Tween

Heartfelt Middle Grade Books That Will Make You Cry

by Melissa Taylor

Photo credit: Sebastian Pfuetze, Taxi Collection/Getty Images

Spoiler alert: These poignant stories will bring tears to your eyes. Readers should dive into them with an open heart and a box of tissues — because sometimes a story that touches your heart deeply is the exact right thing to read. In these middle grade books, the emotions resonate deeply and the stories are heartfelt, and their characters will linger with readers long after they’ve finished the last pages.

  • When Friendship Followed Me Home

    by Paul Griffin

    Gripping and bittersweet, Griffin deftly shows the meaning of loss, love, and family. Ben’s life hasn’t been easy. He left foster care to be adopted only to have his adopted mother die. He now clings to the two good things in his life: his rescue dog, Flip, and his exuberant, book-loving friend, Halley. When Halley’s cancer gets worse, Ben must come to terms with Halley’s legacy and decide if he’s open to the possibility of a new family.

  • The War I Finally Won

    by Kimberly Brubaker Bradley

    Following the award-winning The War That Saved My Life, Ada’s story continues in this powerful novel. When her guardian Susan’s house is bombed, Ada, her brother, and Susan move to a small cottage with the complicated Lady Thorton and her daughter as well as a Jewish refugee. Amidst and maybe because of the complexities of her living situation, Ada discovers who she is meant to be in the world.

  • Just Under the Clouds

    by Melissa Sarno

    In this tender coming-of-age story about homelessness and family, Cora cares for her little sister while her mother works. After their shelter becomes unsafe, the three move in with an old friend. Cora hopes it will finally be a permanent home because she’s tired of moving from one temporary place to another. And, she really wants a friend.

  • The Poet’s Dog

    by Patricia MacLachlan

    When a grieving dog named Teddy rescues two children lost in a winter snowstorm, we learn that Teddy’s former poet owner, Sylvan, was right — both poets and children can understand dogs. The children’s presence provokes Teddy, the narrator, to relive his beautiful memories of life with Sylvan. While the three wait out the snowstorm, a friendship develops which surprises Teddy who learns that even in grief, healing can happen.

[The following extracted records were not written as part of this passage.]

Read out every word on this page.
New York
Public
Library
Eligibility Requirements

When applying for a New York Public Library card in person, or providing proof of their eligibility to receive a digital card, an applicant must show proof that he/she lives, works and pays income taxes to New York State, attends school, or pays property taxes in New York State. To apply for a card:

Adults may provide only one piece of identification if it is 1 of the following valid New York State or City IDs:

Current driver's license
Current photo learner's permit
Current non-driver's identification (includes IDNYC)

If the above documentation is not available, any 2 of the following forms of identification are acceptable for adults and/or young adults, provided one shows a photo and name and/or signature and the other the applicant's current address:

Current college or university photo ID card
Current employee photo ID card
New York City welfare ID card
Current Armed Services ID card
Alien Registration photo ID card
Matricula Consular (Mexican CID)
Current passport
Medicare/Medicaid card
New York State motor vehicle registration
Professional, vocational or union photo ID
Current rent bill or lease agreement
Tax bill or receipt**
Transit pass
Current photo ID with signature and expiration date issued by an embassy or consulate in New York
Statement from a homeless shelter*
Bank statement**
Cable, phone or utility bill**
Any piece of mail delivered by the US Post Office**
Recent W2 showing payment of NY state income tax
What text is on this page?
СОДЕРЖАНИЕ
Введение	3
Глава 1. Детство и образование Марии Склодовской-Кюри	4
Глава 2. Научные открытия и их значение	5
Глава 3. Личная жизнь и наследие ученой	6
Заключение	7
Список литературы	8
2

  • The Science of Breakable Things

    by Tae Keller

    Natalie believes that she can fix her mother’s depression. Her plan is this: She must win the egg drop contest and use the prize money to take her mom on a trip to see the rare Cobalt Blue orchids. As Natalie prepares for the egg drop contest using the scientific method, she gains the hard-earned truth that life, including her mom’s depression, isn’t an exact science.

  • Beyond the Bright Sea

    by Lauren Wolk

    Now that she’s 12, Crow wants to investigate her past — could she be from the nearby leprosy colony? Is that why Osh found her found floating in a small boat when she was a baby? Crow’s search leads her to uncover the truth about her personal history and discover the meaning of family, but it also puts them all in danger.

  • The Night Diary

    by Veera Hiranandani

    Written in letters to her deceased mother, Nisha shares her story as British rule of India ends, splitting the country into two —Muslim Pakistan in the north and Hindu India to the south. Because she’s half-Muslim and half-Hindu, Nisha and her family are forced out of their northern home and must take a harrowing, violence-filled journey to the new India. Masterfully written, this is a historically significant, important coming-of-age story.

  • Saving Marty

    by Paul Griffin

    Renzo adopts a runt piglet whom he names Marty after his deceased father. Marty becomes a beloved friend to Renzo, but serious problems develop as Marty grows into an enormous pig. Simultaneously, Renzo’s hero worship ends when he learns more about his father. Feeling like all he has left in the world is Marty, he’s desperate to save his best friend.

  • Orbiting Jupiter

    by Gary D. Schmidt

    Abused and removed from his home, Joseph is sent to live with Jack’s farming family as a foster child. As Joseph begins to trust them, he reveals pieces of his troubled past, including how he became a father at 13 years old to a baby he’s still desperate to meet. His story is tragic yet beautiful, showing the healing power of redemption. (This one’s best for mature middle grade readers.)